A puertas de haber celebrado los días centrales de la semana santa, sumergido dentro de este fervor religioso, me surgen innumerables preguntas. Todas ellas a raíz de dos hechos nucleares ocurridos esta semana, una en Lima, y la otra en Chiclayo (mi tierra natal). A nivel nacional, desde Lima, se nos da la grata noticia del punto final a la no impunidad del intolerante y siempre escurridizo gobierno autoritario, como lo fue el Gobierno del Sr. Alberto Fujimori. Nunca debe triunfar, ni deberíamos permitirlo, el poder prepotente que encubierto entre sediciosas excusas cree que fácilmente puede burlar aquel sistema que hasta ahora por lo menos siempre nos ha entregado cierta estabilidad gubernamental, el de la democracia. Felizmente, hace unos días, se fundó en la memoria y la conciencia peruana un hecho histórico trascendental: 25 años que son precisos, justos y necesarios para expiar culpas por hechos que, fueran conscientes o no, arrancaron escenas desastrosas, muertes dolorosas y tristes pérdidas. Todas ellas, inexcusablemente, repetibles. Mientras todo esto ocurría en Lima, en Chiclayo, en el norte del Perú, el Centro Loyola (centro de formación espiritual laical creada por jesuitas) tuvo la visita de la Sra. Susana Villarán, una mujer sensata que por su buen ímpetu socialista a los chiclayanos nos recuerda el fructífero gobierno regional del Sr. Yehude Simón.
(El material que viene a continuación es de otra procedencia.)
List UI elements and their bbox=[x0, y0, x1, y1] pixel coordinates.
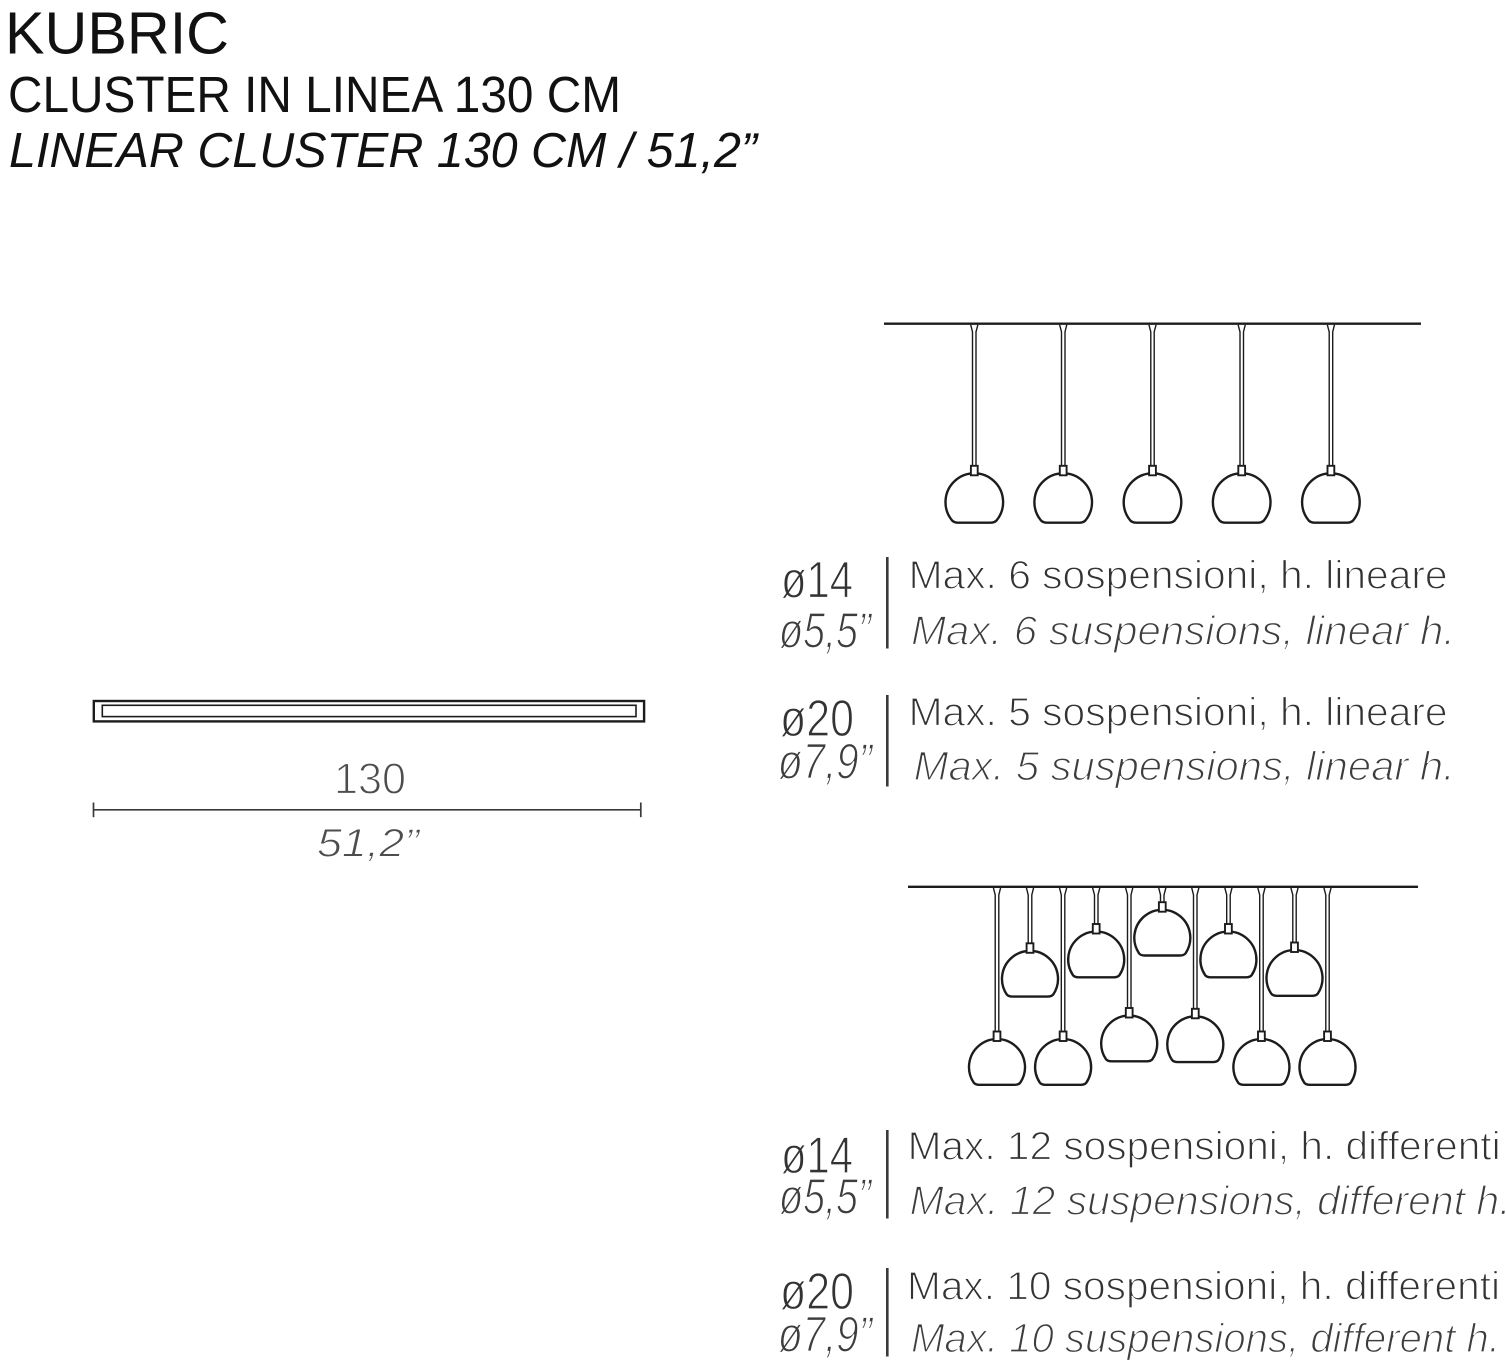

Nombres como Fujimori, Susana Villarán, Yehude, y otros que irrumpen entre ellos, nos invita a preguntarnos, por ejemplo, ¿cómo seguir re-creando la conciencia cívica regional?, ¿sirve de algo realmente la política nacional?, ¿somos o podemos los ciudadanos de “a pie” forjar un Perú distinto, con una moral distinta, con una ética nacional viva distinta a la que hemos heredado de las arcas del sistema de "inteligencia" fujimorista?, ¿En Chiclayo, u otra provincia peruana, acaso no se necesita formar líderes con conciencia y ciencia política? Si la fe es lo último que se pierde, entonces cómo ciertas instituciones tanto educativas como no-gubernamentales pueden aportar algo en este sentido. Si de lo sensato una pizca se hace, o se educa, es posible formar conciencia y ciencia política, como lo son con toda seguridad algunas personas o instituciones públicas de coherente e integridad moral política que dirigen hoy en día algunas de las más prestigiosas universidades privadas, como la PUCP, la UARM o la USAT.
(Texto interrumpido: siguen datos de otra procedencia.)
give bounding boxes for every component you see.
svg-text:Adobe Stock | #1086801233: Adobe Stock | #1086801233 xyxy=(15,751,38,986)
Pero, además, ¿qué le falta a Lima y a las provincias para que este flagelo no-cívico deje de radicar en aquellas conciencias que desean de verdad ser políticamente bien intencionadas?, ¿acaso la opción final tiende a ser sólo particular, de un yo, de sólo para mí mismo?, ¿no debemos acaso buscar consolidar ese bien común que de a pocos en el Perú se hace cada vez menos colectivo pero mucho más sectario?, ¿acaso prima más la postura partidaria antes de dar prioridad a ese propósito fundamental que la conciencia cívica sabe de sobra, es decir formarse como una conciencia cívicamente libre? Contemplando aquel dinámico principio jesuítico, el de el camino hacia el magis más universal, me pregunto, ¿qué es más importante?, ¿que prime solo la politiquería mal intencionada o que reine como suprema preferencia aquel amor político que conduce hacia el bien siempre mancomunado?
El Perú necesita expandir su buen espíritu cívico que por distintas razones socioculturales se encuentra adormilado. Desde dentro de esta tierra norteña hemos de emprender el bien común regional.